To submit a timely claims filing exception request, mail the documentation to support the exception, along with the claim number, to our correspondence address.

Notes:

  • Other party liability adjustment (OPL) by Asuris are exempt from timely filing guidelines.
  • We will accept an external request to adjust a claim outside the above limits if the adjustment does not result in additional payment.

Coordination of benefits timely claims filing and adjustments

Coordination of Benefits (COB) claims must be submitted within one year of the date of service. Any adjustments to COB claims must be submitted within 30 months of the last process date or denial notice.

Refund and adjustment timelines

Coordination of Benefits (COB) claims must be submitted within:

  • Commercial: 30 months from the original process date
  • Medicare: 24 months from the original process date

NPI

Please include your national provider identifier (NPI) number and your tax identification number (TIN) on all claims. Both numbers are needed to ensure accurate claims processing and payment. If you do not have an NPI, please follow the steps below:

  1. Obtain your NPI
    If you have not applied for your NPI, complete either a paper form or an online application available on the National Plan & Provider Enumeration System (NPPES) website. The Centers for Medicare & Medicaid Services offers enumeration guidelines and many other NPI-related resources.

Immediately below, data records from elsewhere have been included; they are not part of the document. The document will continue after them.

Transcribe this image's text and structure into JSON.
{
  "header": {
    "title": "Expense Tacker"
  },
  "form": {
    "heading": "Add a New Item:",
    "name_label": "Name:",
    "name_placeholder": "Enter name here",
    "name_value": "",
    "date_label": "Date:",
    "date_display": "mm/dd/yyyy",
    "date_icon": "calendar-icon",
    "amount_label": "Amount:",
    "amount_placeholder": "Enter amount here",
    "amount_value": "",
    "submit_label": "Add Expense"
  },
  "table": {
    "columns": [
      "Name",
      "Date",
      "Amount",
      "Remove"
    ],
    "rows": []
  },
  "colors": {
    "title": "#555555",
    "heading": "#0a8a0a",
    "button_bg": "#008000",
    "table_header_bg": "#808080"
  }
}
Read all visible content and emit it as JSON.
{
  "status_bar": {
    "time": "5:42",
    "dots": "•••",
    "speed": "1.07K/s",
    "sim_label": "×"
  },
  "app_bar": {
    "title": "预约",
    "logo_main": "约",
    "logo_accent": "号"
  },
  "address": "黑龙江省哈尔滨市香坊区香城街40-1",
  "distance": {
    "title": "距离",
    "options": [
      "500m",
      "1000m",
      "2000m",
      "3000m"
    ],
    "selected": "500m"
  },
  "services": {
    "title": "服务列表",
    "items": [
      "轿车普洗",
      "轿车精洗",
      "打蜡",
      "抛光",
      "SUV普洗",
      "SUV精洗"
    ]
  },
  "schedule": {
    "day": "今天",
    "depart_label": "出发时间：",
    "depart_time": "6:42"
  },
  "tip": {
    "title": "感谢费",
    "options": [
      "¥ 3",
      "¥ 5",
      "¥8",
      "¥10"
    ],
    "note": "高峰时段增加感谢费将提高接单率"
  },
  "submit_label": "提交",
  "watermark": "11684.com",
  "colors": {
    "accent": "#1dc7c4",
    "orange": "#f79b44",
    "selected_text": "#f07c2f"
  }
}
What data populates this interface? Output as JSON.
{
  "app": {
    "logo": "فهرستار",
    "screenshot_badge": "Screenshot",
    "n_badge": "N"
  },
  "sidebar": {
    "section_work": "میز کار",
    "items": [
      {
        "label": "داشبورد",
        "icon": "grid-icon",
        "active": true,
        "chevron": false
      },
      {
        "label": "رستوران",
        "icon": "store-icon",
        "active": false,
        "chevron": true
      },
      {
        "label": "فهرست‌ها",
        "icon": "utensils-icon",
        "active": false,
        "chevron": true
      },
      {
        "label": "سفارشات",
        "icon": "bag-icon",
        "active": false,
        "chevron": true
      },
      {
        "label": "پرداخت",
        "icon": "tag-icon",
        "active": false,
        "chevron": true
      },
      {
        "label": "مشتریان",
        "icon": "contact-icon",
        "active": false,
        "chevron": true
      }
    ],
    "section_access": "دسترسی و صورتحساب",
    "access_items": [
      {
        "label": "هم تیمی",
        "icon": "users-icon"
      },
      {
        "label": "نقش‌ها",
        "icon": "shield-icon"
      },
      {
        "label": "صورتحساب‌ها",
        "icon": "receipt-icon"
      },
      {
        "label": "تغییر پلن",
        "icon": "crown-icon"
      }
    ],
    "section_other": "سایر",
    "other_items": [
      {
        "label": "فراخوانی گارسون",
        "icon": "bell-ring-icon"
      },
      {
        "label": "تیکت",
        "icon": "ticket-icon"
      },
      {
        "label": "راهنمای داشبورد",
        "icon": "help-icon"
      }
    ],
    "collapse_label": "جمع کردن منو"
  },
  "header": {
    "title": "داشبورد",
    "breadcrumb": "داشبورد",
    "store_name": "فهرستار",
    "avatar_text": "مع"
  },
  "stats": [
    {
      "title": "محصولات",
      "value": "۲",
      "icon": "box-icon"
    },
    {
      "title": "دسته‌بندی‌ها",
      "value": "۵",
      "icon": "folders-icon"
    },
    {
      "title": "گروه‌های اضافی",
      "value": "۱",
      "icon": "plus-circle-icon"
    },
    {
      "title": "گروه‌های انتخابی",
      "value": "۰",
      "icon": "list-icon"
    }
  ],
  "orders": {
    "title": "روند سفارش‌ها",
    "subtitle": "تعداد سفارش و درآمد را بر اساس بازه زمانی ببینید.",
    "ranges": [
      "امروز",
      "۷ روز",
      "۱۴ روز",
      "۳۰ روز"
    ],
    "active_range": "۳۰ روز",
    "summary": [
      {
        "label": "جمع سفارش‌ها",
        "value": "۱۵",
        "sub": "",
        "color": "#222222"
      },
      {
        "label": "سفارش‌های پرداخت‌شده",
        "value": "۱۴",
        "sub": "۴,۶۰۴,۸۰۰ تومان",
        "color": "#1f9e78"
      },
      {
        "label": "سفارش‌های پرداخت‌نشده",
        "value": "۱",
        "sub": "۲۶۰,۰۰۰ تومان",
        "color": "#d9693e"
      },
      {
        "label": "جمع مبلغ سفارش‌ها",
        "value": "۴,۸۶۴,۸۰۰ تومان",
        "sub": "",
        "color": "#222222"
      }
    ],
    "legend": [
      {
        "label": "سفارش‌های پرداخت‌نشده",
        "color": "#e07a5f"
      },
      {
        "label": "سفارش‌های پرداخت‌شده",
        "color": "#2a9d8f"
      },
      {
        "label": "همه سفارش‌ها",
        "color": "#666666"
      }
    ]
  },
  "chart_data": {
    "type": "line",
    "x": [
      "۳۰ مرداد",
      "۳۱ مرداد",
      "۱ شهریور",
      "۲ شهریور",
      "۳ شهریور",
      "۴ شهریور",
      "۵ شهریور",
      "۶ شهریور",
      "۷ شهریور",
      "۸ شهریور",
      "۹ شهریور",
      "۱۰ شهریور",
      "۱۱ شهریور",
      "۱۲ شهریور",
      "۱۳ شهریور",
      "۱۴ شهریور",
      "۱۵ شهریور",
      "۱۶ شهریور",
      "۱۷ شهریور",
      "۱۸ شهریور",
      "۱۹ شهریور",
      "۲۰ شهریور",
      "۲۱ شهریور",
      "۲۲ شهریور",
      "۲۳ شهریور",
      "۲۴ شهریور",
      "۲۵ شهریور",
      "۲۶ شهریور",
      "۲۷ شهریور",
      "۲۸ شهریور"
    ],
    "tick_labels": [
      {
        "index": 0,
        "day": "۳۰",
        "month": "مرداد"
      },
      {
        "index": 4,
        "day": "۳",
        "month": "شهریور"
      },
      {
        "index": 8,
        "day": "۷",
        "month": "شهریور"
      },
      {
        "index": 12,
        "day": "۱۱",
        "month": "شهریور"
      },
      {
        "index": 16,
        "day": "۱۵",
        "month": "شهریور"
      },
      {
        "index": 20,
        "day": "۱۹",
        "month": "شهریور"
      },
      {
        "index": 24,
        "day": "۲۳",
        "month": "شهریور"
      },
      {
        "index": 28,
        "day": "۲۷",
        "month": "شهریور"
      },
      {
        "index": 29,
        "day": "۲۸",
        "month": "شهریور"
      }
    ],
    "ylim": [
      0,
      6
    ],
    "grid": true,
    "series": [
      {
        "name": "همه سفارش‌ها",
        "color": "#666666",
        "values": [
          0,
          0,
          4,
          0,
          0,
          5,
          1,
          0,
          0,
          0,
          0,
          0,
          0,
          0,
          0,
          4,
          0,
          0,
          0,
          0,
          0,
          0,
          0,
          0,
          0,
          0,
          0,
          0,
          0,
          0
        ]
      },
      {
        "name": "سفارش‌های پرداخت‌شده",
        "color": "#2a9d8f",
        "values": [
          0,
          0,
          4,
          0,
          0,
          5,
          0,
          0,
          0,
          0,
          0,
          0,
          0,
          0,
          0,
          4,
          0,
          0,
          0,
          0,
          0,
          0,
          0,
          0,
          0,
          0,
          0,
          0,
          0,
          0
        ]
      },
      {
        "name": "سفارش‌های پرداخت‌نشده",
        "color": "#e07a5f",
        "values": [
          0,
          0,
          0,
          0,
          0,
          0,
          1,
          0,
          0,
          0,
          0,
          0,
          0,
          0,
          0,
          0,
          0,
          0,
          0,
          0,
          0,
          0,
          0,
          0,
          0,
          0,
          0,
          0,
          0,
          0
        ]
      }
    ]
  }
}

Dental providers: We cannot deliver your 835 ERAs without a "Pay to" NPI.

If the answer to either question below is "no", please contact your dental provider experience representative and provide the NPI needed.

  • I am provider who is paid directly. Does Asuris have my NPI?
  • I am a provider who is part of group/corporation and payment is directed to that group. Does Asuris have that NPI?

  1. Submit your NPI to us by completing our Provider Information Update Form.